Deutschland blockiert EU-Methanregeln – Angst vor Energieknappheit und Flugkerosin-Engpässen
Jonas SeifertDeutschland blockiert EU-Methanregeln – Angst vor Energieknappheit und Flugkerosin-Engpässen
Deutschland hat sich einer Gruppe von EU-Regierungen angeschlossen, die sich gegen die geplanten Methan-Emissionsvorschriften der Union für importiertes Öl und Gas aussprechen. Die Verordnung, die ab 2027 in Kraft treten soll, könnte die Einfuhren von Erdölprodukten einschränken – darunter auch Flugkerosin. Berlin fordert nun eine Verschiebung, um die Energieversorgung des Landes zu sichern.

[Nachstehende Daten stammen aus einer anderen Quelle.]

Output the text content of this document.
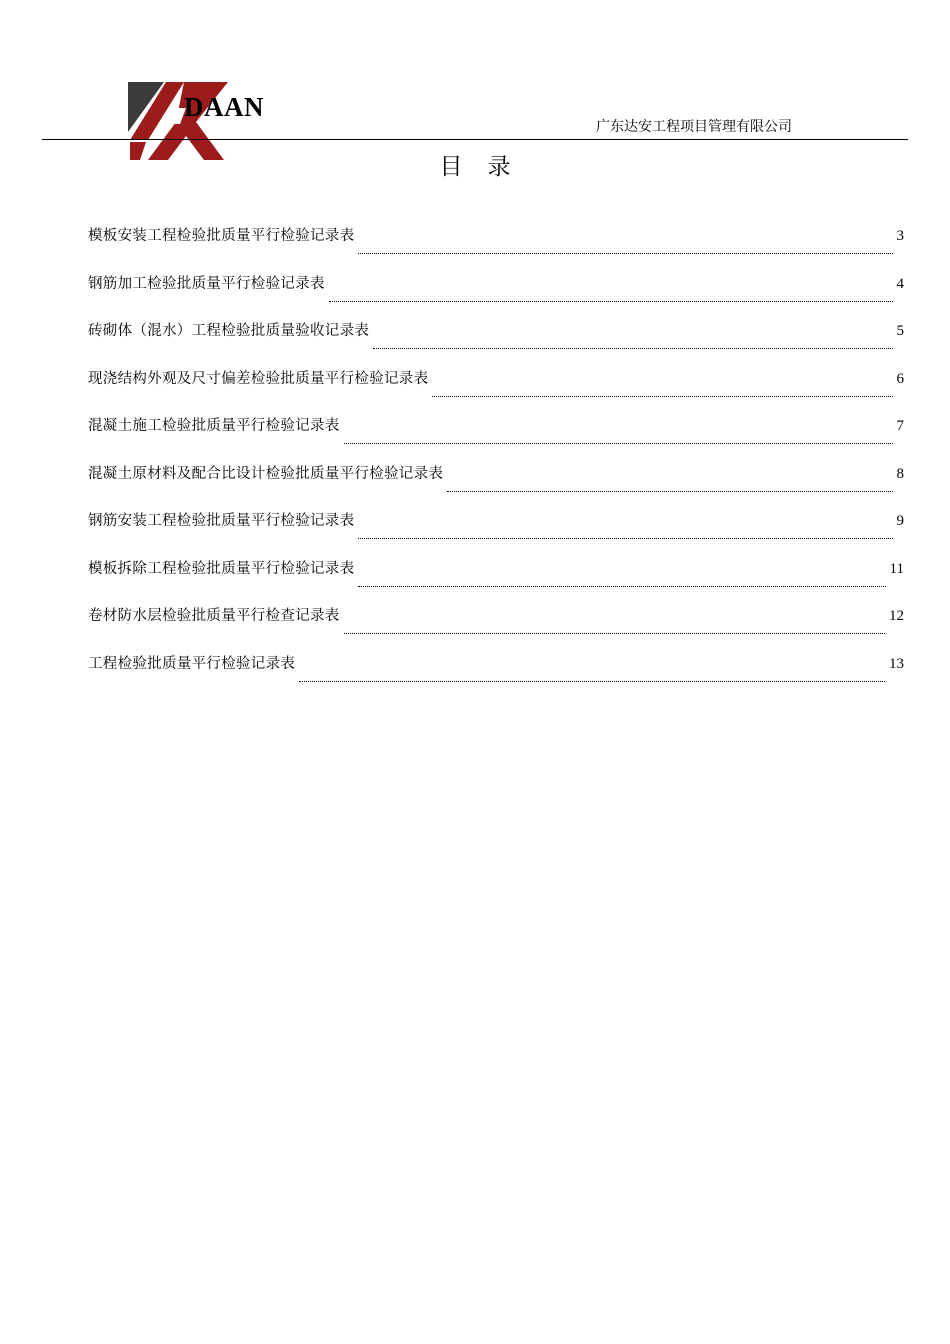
DAAN
广东达安工程项目管理有限公司
目录
模板安装工程检验批质量平行检验记录表	3
钢筋加工检验批质量平行检验记录表	4
砖砌体（混水）工程检验批质量验收记录表	5
现浇结构外观及尺寸偏差检验批质量平行检验记录表	6
混凝土施工检验批质量平行检验记录表	7
混凝土原材料及配合比设计检验批质量平行检验记录表	8
钢筋安装工程检验批质量平行检验记录表	9
模板拆除工程检验批质量平行检验记录表	11
卷材防水层检验批质量平行检查记录表	12
工程检验批质量平行检验记录表	13
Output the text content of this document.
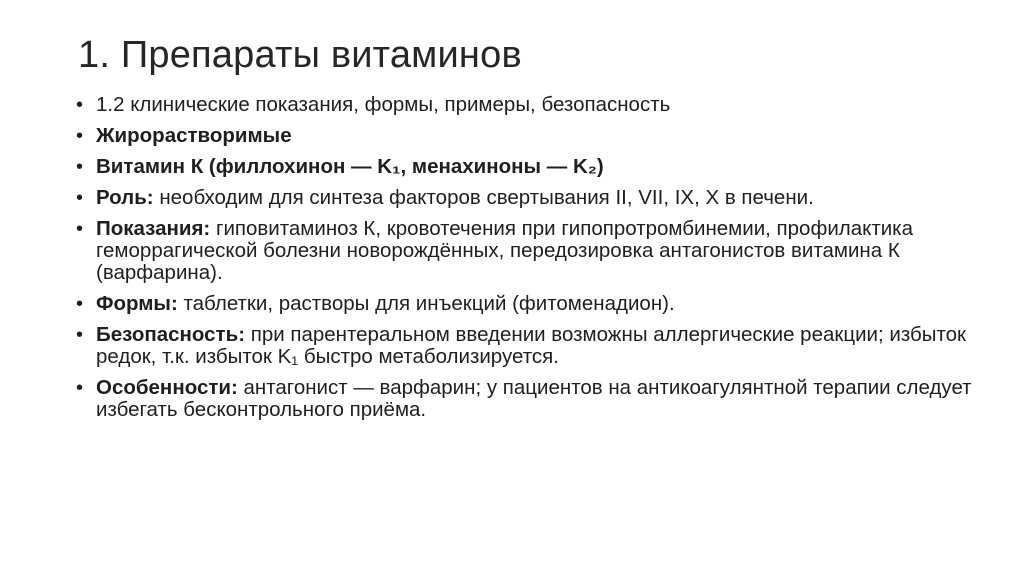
1. Препараты витаминов
• 1.2 клинические показания, формы, примеры, безопасность
• Жирорастворимые
• Витамин К (филлохинон — K₁, менахиноны — K₂)
• Роль: необходим для синтеза факторов свертывания II, VII, IX, X в печени.
• Показания: гиповитаминоз К, кровотечения при гипопротромбинемии, профилактика геморрагической болезни новорождённых, передозировка антагонистов витамина К (варфарина).
• Формы: таблетки, растворы для инъекций (фитоменадион).
• Безопасность: при парентеральном введении возможны аллергические реакции; избыток редок, т.к. избыток K₁ быстро метаболизируется.
• Особенности: антагонист — варфарин; у пациентов на антикоагулянтной терапии следует избегать бесконтрольного приёма.
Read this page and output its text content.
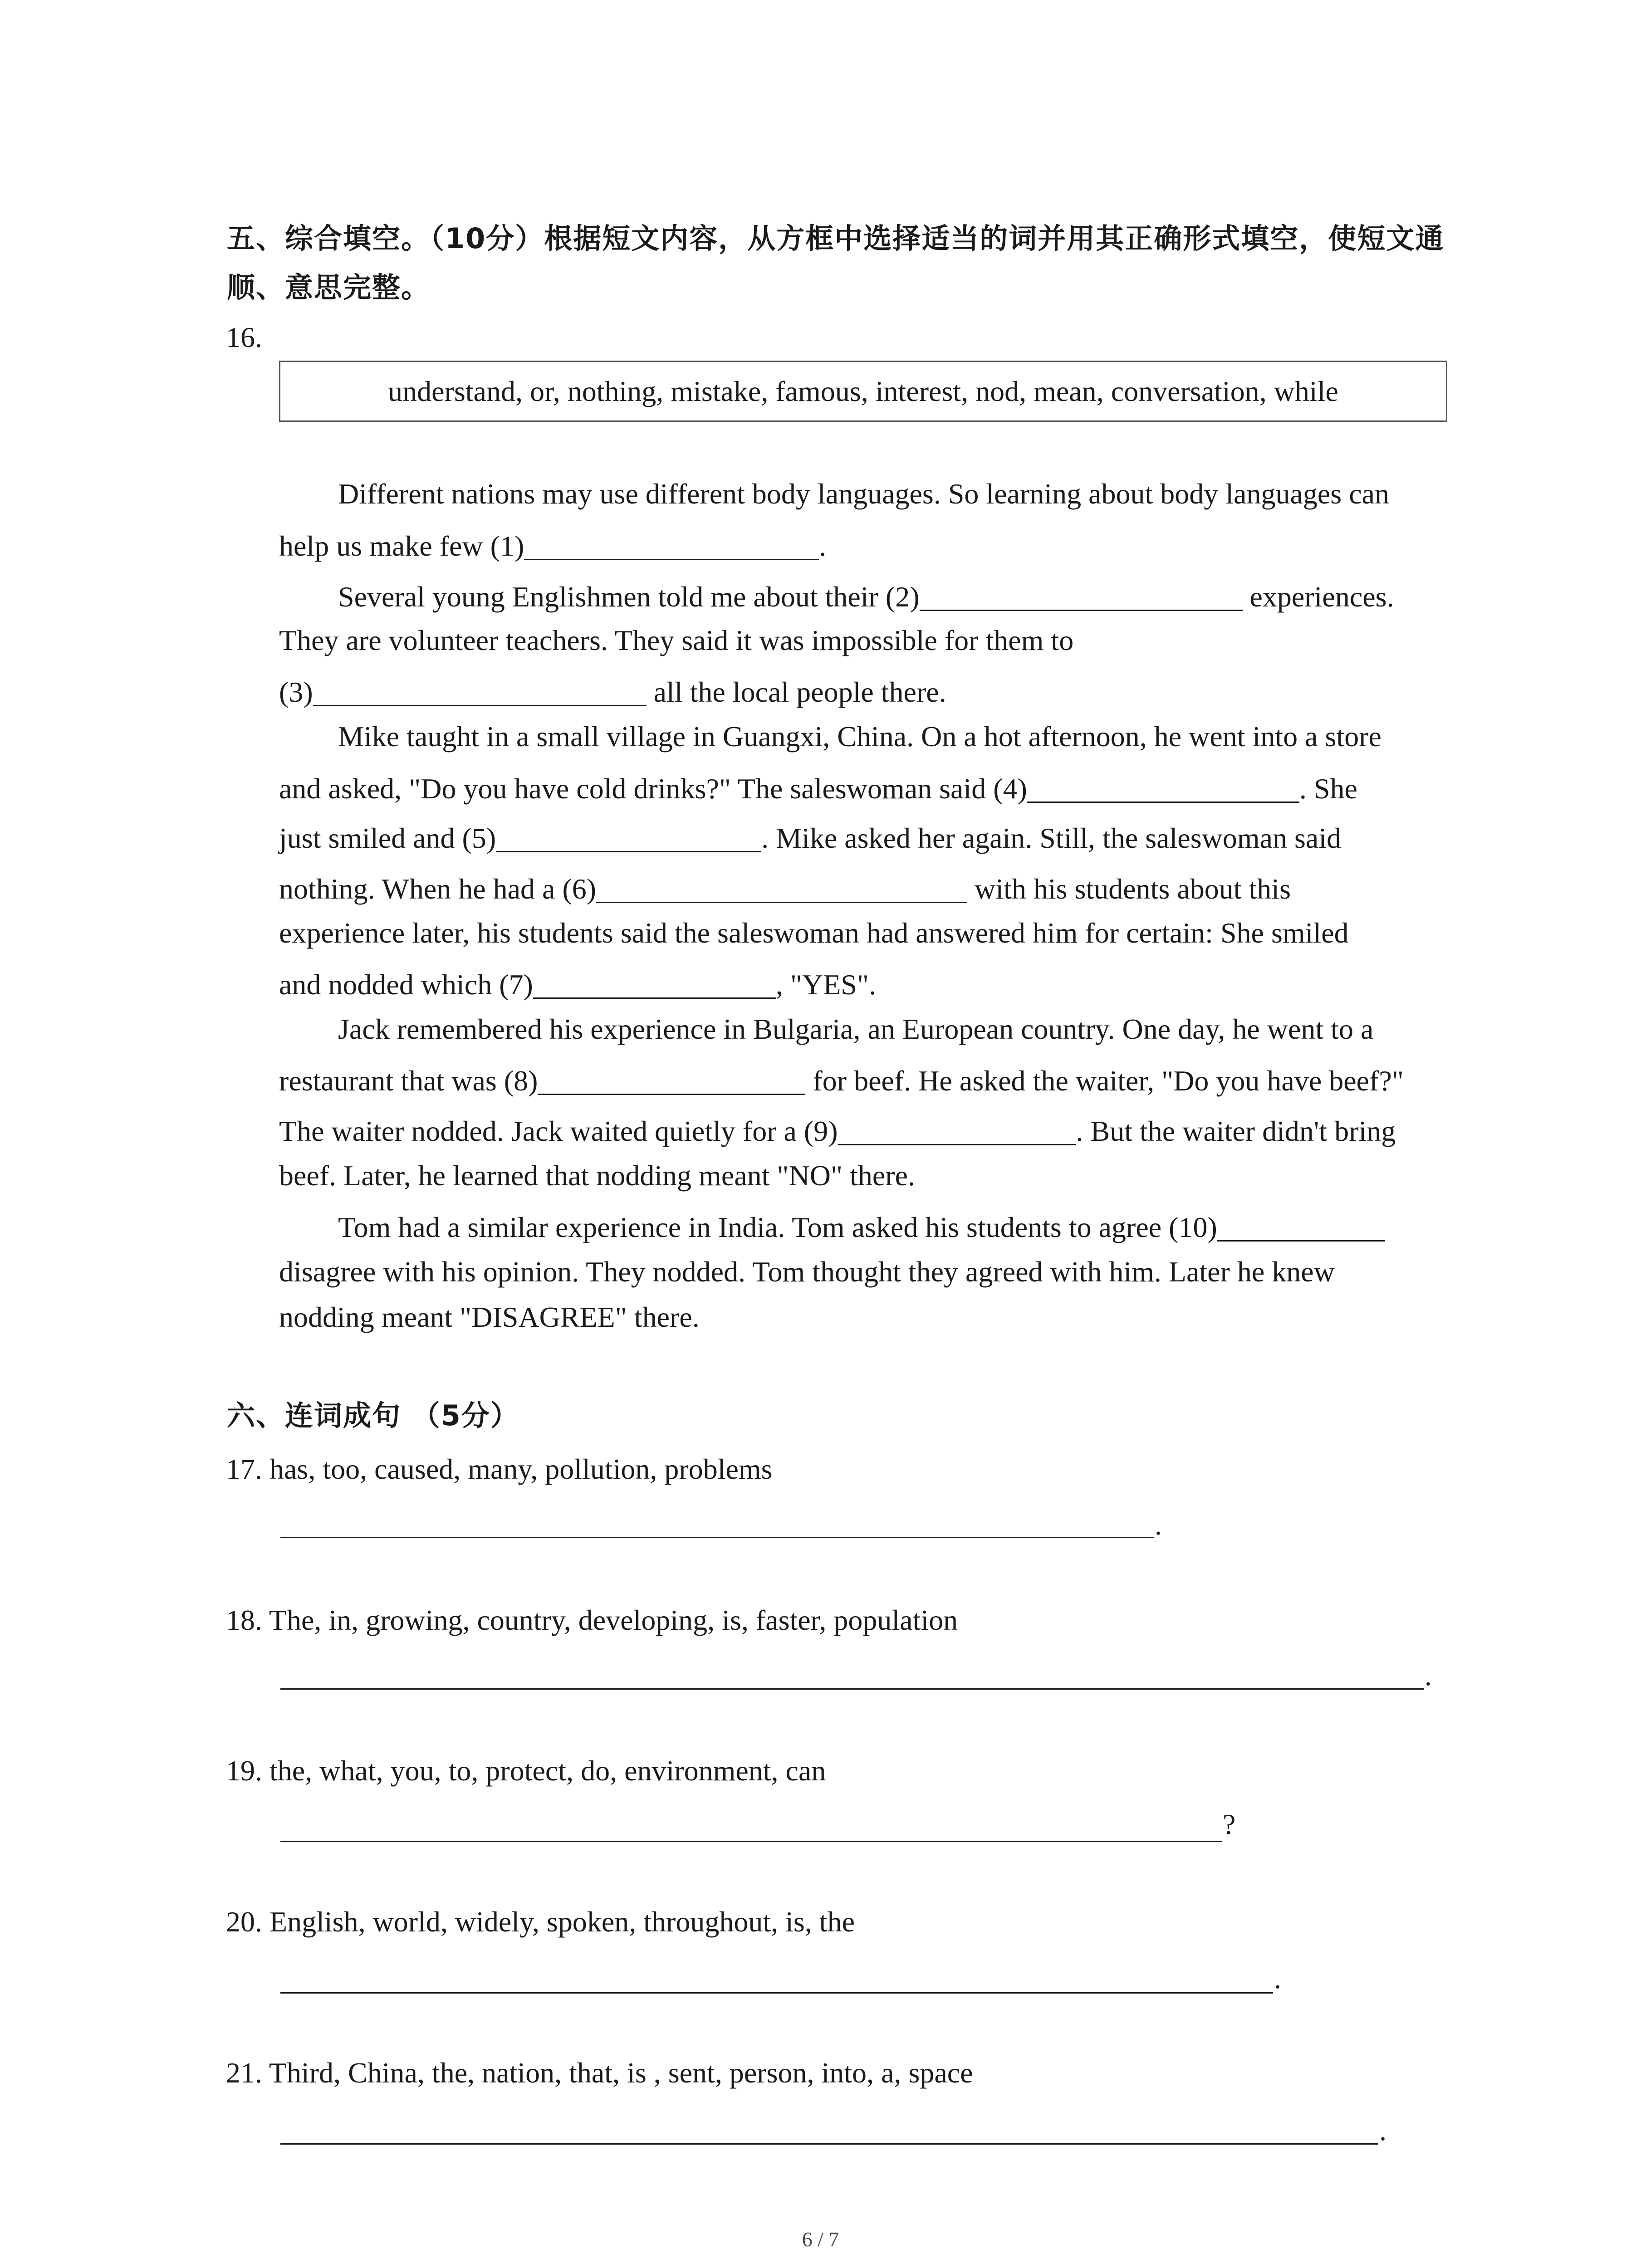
五、综合填空。（10分）根据短文内容，从方框中选择适当的词并用其正确形式填空，使短文通顺、意思完整。
16.
understand, or, nothing, mistake, famous, interest, nod, mean, conversation, while
Different nations may use different body languages. So learning about body languages can
help us make few (1)	.
Several young Englishmen told me about their (2)	experiences.
They are volunteer teachers. They said it was impossible for them to
(3)	all the local people there.
Mike taught in a small village in Guangxi, China. On a hot afternoon, he went into a store
and asked, "Do you have cold drinks?" The saleswoman said (4)	. She
just smiled and (5)	. Mike asked her again. Still, the saleswoman said
nothing. When he had a (6)	with his students about this
experience later, his students said the saleswoman had answered him for certain: She smiled
and nodded which (7)	, "YES".
Jack remembered his experience in Bulgaria, an European country. One day, he went to a
restaurant that was (8)	for beef. He asked the waiter, "Do you have beef?"
The waiter nodded. Jack waited quietly for a (9)	. But the waiter didn't bring
beef. Later, he learned that nodding meant "NO" there.
Tom had a similar experience in India. Tom asked his students to agree (10)
disagree with his opinion. They nodded. Tom thought they agreed with him. Later he knew
nodding meant "DISAGREE" there.
六、连词成句 （5分）
17. has, too, caused, many, pollution, problems
.
18. The, in, growing, country, developing, is, faster, population
.
19. the, what, you, to, protect, do, environment, can
?
20. English, world, widely, spoken, throughout, is, the
.
21. Third, China, the, nation, that, is , sent, person, into, a, space
.
6 / 7
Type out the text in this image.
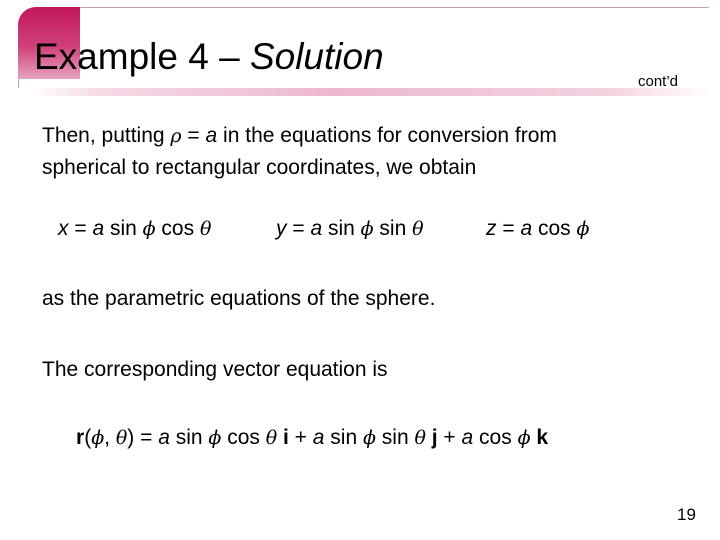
Example 4 – Solution
cont’d
Then, putting ρ = a in the equations for conversion from
spherical to rectangular coordinates, we obtain
x = a sin ϕ cos θ	y = a sin ϕ sin θ	z = a cos ϕ
as the parametric equations of the sphere.
The corresponding vector equation is
r(ϕ, θ) = a sin ϕ cos θ i + a sin ϕ sin θ j + a cos ϕ k
19
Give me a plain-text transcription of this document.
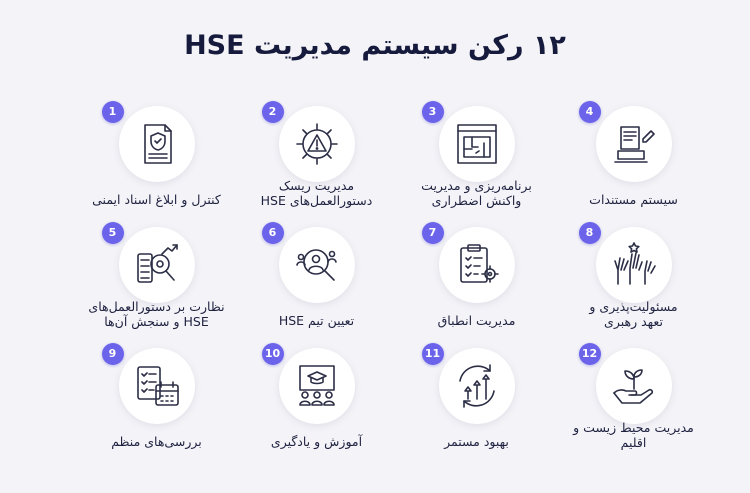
۱۲ رکن سیستم مدیریت HSE
1
کنترل و ابلاغ اسناد ایمنی
2
مدیریت ریسک
دستورالعمل‌های HSE
3
برنامه‌ریزی و مدیریت
واکنش اضطراری
4
سیستم مستندات
5
نظارت بر دستورالعمل‌های
HSE و سنجش آن‌ها
6
تعیین تیم HSE
7
مدیریت انطباق
8
مسئولیت‌پذیری و
تعهد رهبری
9
بررسی‌های منظم
10
آموزش و یادگیری
11
بهبود مستمر
12
مدیریت محیط زیست و
اقلیم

Die deutsche Wirtschaftsministerin Katherina Reiche betonte, dass die Bundesregierung mehr Zeit benötige, bevor die Regeln umgesetzt werden. Sie verwies auf Bedenken, die Versorgung mit Gas- und Erdölimporten könne gefährdet sein, falls die Verordnung wie geplant eingeführt werde.
Insgesamt haben zwölf EU-Mitgliedstaaten eine dreijährige Verschiebung der Methanregeln gefordert. Die EU-Minister werden bald über diesen Vorschlag beraten. Die Kommission arbeitet jedoch daran, Umsetzungsprobleme zu lösen, ohne ihre klimapolitische Haltung bei der Methanreduzierung aufzuweichen.
Widerstand gegen die Regelung kommt auch von Kraftstofflieferanten außerhalb Europas, insbesondere aus den USA. Branchenverbände und einige Regierungen argumentieren, die Überwachungssysteme seien nicht auf die Datenerfordernisse der neuen Vorschriften vorbereitet. Umweltschutzorganisationen und bestimmte Energieexperten entgegnen dagegen, dass es bereits konforme Lieferquellen gebe und eine Verzögerung unnötig sei.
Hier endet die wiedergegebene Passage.